り書かれているのか、よくよく注意しながら読み、字義通りに文字通りに解釈を施さなければなりません。象徴的に書かれていたり、象徴を暗示していたりすれば「象徴的」に解釈する必要があります。また、文字通りの言葉に対して、霊的解釈だとして象徴的解釈を施さないように注意が必要です。字義通り、文字通りに聖書を解釈するという解釈方法は、キリストや弟子達、そしてパウロの行っている解釈方法となっています。例えば、創世記の「ノアの大洪水」の出来事を文字通りに「歴史的事実」として解釈しながら、終末のメッセージをキリストもペテロも語っています。(マタイ24:37~39、Ⅰペテロ3:20、Ⅱペテロ2:5、3:6)。アダムの創造物語、堕落物語をも、キリストもパウロもルカも旧約聖書から文字通り字義通りに解釈して教えています。例えば、アダムが創造された歴史出来事を、ルカはキリストの系図に遡って「・・アダム、そして神にいたる」(口語訳ルカ3:38)とし、創世記の言葉を文字通りに解釈して記述しています。パウロは創世記の創造物語や堕落物語を字義通り文字通りに歴史的出来事として解釈し、自分の書簡の中で語っています。(ローマ5:12、Ⅰコリン11:8、15:22、45、Ⅱコリント11:3)。キリストは、アダムとエバの結婚の出来事が啓示されている創世記の御言葉を、字義通り文字通りに解釈されて結婚について教えておられます。(マタイ19:5)。

キリストの地上の生涯に関しての初臨の預言に関して、福音書の著者たちは、旧約聖書の預言を文字通り字義通りに解釈して旧約聖書の多くの言葉を引用しています。例えば、キリストが、アブラハムの子孫としてイスラエルのユダ部族の中のダビデの家系から誕生されるという、旧約聖書の預言が字義通り文字通りに成就した事を、マタイによる福音書は伝えています。新約聖書の著者たちは、全て、旧約聖書の言葉や出来事を引用する時、文字通り字義通りに解釈して引用をしているのです。聖書を「字義通りに文字通りに解釈する」という解釈方法は「絶対的解釈方法」として、聖書自身が教えている解釈方法です。

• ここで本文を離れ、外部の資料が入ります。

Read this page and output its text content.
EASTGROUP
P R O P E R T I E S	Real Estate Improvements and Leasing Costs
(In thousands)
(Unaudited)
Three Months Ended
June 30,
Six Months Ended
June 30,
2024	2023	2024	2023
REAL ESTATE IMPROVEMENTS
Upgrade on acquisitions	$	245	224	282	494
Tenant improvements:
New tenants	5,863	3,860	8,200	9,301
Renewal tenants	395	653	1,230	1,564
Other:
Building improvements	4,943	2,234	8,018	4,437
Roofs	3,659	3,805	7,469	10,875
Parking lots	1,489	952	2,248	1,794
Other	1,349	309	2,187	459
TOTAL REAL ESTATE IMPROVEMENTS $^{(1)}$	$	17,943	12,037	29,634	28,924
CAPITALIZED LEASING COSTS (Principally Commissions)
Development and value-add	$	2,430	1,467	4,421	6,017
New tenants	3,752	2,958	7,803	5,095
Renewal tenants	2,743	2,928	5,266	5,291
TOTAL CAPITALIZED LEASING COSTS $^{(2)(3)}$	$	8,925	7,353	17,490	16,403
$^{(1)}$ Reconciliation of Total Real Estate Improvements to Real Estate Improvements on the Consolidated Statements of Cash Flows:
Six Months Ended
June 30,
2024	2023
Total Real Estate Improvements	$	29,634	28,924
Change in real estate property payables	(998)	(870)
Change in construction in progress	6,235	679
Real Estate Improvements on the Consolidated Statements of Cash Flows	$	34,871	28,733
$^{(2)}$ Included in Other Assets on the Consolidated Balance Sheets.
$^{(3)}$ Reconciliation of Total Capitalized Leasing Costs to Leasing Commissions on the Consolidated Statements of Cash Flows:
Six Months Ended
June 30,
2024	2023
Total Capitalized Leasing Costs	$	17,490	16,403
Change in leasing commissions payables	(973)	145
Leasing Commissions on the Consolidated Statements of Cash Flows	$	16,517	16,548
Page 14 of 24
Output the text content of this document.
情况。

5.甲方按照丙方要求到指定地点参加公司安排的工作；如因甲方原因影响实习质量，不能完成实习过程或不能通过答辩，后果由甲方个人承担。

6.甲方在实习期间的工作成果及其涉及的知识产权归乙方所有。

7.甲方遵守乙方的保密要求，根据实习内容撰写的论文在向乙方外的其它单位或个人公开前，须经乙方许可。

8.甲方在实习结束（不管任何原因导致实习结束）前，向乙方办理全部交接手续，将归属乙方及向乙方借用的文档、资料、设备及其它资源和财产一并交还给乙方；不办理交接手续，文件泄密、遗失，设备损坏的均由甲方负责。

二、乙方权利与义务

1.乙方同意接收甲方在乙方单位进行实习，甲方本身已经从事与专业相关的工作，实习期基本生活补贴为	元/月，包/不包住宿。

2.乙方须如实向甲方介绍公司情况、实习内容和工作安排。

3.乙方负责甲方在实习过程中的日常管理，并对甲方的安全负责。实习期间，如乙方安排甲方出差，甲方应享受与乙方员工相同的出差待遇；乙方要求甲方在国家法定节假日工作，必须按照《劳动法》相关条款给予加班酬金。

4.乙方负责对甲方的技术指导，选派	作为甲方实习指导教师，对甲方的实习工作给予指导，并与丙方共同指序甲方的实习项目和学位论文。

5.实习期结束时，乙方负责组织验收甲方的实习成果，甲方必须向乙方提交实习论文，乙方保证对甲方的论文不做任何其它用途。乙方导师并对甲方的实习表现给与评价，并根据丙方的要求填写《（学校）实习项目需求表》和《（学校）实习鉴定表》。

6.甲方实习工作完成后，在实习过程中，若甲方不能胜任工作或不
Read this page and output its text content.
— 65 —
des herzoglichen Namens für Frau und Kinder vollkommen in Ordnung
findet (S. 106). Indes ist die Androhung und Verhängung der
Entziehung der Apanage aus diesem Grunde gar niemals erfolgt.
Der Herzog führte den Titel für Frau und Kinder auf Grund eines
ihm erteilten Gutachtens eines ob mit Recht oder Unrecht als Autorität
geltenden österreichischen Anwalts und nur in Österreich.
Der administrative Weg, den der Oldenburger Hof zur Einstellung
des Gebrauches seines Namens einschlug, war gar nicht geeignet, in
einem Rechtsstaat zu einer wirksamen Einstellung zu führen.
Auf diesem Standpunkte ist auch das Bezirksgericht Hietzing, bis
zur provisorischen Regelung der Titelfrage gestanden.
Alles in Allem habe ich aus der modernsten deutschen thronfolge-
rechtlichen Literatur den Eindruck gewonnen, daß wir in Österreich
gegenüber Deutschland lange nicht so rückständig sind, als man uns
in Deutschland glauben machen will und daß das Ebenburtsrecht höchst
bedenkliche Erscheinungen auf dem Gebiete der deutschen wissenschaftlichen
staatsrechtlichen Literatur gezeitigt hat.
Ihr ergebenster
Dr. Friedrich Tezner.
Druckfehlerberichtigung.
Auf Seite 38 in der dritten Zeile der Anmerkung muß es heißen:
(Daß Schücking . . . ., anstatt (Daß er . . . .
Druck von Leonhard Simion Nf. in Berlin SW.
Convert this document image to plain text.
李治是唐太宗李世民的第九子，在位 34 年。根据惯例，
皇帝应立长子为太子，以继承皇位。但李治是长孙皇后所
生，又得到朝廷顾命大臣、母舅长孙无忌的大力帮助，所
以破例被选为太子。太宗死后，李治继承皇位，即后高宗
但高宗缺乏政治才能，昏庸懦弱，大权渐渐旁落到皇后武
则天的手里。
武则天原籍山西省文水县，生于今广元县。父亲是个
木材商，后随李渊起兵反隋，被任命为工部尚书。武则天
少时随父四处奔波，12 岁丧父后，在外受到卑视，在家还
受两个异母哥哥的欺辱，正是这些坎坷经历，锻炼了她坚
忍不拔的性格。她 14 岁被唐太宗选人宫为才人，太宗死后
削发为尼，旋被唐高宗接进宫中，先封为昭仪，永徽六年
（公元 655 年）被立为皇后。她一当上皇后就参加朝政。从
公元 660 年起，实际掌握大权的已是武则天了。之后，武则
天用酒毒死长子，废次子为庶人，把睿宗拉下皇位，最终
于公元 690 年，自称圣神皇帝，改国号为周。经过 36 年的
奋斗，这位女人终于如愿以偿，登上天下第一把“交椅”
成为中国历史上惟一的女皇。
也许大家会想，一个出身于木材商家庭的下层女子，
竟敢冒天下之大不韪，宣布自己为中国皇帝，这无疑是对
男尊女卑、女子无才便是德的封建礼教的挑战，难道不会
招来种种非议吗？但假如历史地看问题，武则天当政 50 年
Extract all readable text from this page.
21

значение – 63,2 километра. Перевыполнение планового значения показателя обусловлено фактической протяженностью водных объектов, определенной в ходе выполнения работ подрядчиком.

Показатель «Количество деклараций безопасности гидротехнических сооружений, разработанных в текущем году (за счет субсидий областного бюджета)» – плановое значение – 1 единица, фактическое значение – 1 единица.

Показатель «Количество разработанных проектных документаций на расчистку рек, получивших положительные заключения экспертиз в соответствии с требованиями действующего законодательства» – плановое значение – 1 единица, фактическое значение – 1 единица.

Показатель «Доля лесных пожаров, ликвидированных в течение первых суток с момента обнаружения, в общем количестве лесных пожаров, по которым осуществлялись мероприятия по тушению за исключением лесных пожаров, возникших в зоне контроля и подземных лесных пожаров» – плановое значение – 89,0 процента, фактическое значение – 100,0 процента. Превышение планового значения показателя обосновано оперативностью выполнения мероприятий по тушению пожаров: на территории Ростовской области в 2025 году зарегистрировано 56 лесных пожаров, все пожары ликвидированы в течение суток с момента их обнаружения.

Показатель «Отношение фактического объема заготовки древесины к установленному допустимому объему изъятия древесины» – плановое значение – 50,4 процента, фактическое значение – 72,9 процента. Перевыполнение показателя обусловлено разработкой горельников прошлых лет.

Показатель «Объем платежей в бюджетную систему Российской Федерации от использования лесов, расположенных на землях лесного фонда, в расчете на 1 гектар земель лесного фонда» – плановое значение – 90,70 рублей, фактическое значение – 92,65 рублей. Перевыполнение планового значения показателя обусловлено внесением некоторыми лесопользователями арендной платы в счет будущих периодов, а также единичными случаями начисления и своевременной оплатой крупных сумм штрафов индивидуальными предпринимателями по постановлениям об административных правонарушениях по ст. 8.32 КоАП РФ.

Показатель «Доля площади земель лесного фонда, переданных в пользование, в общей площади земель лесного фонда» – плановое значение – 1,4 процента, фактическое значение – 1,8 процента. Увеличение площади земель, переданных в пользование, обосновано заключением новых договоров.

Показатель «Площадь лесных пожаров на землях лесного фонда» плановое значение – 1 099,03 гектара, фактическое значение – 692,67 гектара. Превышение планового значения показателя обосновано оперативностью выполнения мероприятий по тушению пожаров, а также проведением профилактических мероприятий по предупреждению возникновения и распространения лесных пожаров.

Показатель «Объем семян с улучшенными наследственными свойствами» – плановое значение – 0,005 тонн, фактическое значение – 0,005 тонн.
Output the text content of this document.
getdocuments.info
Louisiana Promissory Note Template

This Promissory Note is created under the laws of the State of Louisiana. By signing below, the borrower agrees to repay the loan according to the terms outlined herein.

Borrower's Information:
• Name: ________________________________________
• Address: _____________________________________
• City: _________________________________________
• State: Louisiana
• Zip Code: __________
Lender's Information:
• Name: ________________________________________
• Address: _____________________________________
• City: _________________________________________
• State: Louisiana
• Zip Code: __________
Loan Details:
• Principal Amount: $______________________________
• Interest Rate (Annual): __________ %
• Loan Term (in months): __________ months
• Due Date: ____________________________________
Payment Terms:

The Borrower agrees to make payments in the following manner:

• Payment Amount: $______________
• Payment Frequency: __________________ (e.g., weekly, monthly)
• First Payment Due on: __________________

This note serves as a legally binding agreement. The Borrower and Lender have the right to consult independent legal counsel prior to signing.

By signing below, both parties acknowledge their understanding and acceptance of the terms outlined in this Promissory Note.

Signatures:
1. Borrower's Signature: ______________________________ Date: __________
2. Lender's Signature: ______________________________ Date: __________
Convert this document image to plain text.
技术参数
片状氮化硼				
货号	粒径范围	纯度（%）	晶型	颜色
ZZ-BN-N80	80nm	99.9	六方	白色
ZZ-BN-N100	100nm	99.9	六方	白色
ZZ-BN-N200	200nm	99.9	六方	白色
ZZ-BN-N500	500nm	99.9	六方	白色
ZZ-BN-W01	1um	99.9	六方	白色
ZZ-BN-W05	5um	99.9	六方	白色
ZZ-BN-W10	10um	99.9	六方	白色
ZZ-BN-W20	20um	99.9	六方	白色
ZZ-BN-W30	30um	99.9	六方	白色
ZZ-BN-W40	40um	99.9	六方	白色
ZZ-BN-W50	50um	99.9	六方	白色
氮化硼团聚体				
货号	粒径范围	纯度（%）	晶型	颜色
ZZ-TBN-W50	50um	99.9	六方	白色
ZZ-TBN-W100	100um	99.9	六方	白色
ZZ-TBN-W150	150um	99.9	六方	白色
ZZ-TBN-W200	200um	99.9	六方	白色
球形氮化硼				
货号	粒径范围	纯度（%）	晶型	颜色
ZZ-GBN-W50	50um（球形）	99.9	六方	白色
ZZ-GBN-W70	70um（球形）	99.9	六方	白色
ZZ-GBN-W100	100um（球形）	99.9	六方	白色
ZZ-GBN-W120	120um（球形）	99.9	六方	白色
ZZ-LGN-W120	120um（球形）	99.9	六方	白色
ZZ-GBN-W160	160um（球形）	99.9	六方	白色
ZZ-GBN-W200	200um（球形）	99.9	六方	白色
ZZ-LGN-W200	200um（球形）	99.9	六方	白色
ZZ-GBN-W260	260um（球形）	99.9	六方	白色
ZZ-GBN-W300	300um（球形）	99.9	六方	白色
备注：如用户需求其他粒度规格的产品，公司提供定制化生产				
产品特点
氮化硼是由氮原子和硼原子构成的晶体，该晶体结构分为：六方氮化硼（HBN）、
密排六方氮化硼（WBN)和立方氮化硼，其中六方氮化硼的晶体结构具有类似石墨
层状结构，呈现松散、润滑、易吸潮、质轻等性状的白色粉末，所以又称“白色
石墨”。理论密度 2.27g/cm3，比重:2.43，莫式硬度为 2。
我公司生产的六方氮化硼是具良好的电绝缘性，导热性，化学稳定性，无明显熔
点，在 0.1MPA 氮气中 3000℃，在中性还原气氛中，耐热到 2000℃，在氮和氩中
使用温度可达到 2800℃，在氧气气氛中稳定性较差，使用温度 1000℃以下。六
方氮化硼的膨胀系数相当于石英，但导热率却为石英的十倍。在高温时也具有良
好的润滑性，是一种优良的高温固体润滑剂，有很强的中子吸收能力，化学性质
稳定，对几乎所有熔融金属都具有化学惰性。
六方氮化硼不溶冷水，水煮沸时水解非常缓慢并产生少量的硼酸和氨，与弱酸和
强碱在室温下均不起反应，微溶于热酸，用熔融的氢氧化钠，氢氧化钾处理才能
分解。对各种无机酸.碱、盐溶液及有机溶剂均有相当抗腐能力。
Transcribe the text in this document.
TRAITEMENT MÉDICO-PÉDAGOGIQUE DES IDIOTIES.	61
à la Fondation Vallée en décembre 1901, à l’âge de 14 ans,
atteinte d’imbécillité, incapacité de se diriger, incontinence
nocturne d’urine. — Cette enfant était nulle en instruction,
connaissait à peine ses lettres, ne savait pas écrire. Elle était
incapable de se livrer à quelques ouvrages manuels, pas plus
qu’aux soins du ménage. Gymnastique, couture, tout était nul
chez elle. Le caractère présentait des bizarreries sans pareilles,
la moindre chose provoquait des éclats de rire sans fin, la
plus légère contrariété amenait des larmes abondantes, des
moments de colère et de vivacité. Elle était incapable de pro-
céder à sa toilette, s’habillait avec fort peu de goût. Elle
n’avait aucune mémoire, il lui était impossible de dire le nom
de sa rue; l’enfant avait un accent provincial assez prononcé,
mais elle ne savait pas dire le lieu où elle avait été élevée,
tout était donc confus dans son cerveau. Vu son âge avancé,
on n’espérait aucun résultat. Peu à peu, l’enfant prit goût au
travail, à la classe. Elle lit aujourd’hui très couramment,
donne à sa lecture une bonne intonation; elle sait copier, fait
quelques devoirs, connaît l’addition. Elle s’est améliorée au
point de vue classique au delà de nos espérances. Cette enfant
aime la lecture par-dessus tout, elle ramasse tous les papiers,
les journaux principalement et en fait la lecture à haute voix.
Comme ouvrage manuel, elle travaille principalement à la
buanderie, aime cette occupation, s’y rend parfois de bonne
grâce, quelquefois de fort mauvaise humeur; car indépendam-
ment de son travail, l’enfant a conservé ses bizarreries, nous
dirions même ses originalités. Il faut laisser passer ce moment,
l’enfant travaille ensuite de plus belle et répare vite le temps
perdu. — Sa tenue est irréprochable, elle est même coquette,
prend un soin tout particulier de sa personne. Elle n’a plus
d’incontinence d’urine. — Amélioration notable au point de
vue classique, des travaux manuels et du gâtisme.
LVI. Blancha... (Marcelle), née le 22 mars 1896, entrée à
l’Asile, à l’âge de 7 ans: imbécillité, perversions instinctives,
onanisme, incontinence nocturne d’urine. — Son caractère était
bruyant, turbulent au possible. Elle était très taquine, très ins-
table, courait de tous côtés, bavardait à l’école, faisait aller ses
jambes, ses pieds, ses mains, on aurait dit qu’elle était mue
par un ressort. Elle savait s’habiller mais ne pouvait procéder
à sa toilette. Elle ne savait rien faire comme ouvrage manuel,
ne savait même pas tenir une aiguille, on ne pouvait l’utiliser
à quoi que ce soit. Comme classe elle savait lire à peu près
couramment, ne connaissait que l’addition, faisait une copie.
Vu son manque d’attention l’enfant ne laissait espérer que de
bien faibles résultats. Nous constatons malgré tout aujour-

中世の有名な神学者で宗教改革者の一人あるでる「ジャン・カルヴァン」は、今も教会に大きな影響を与えています。最近、カルヴァンの「イザヤ書註解Ⅰ」が発行されましたが、字義通り文字通り解釈しなければならないイザヤの預言を「象徴的」に解釈しているのです。例えば、イザヤ2章1節~5節の「終わりの日に成就するメシヤ的王国」の預言を、霊的、象徴的解釈を行っています。カルヴァンはイザヤが「メシヤ的王国」の主の家の山(エルサレム/シオン)が世界で最高峰になると預言している事を、文字通り字義通りに「最高峰の山」になると解釈せず「霊的に非常に勝っている山」だと解釈しています。「預言者は今、高きシオンの山について、とてもとても壮大に告げ知らせているわけだが、それは当然である。なぜなら、神の御心にを光輝かす福音が発せられる場所こそ、シオンであるのだから。確かに実際の高さでは、他の山々の方が勝っていよう。しかし、神の御栄光は、シオンの山でこそ一番光輝く。よって、神の御栄光が現れるシオンは、当然全ての場所に秀でていなくてはならない。・・・」(同P126)

地上に再臨されたキリストが王となって世界を支配するメシヤ的王国の主の家の山「エルサレム(シオン)」はもちろん霊的に非常に優れた山になりますが、文字通り字義通りに世界で最高峰の山となるのです(イザヤ2:2、参照エゼキエル40:2)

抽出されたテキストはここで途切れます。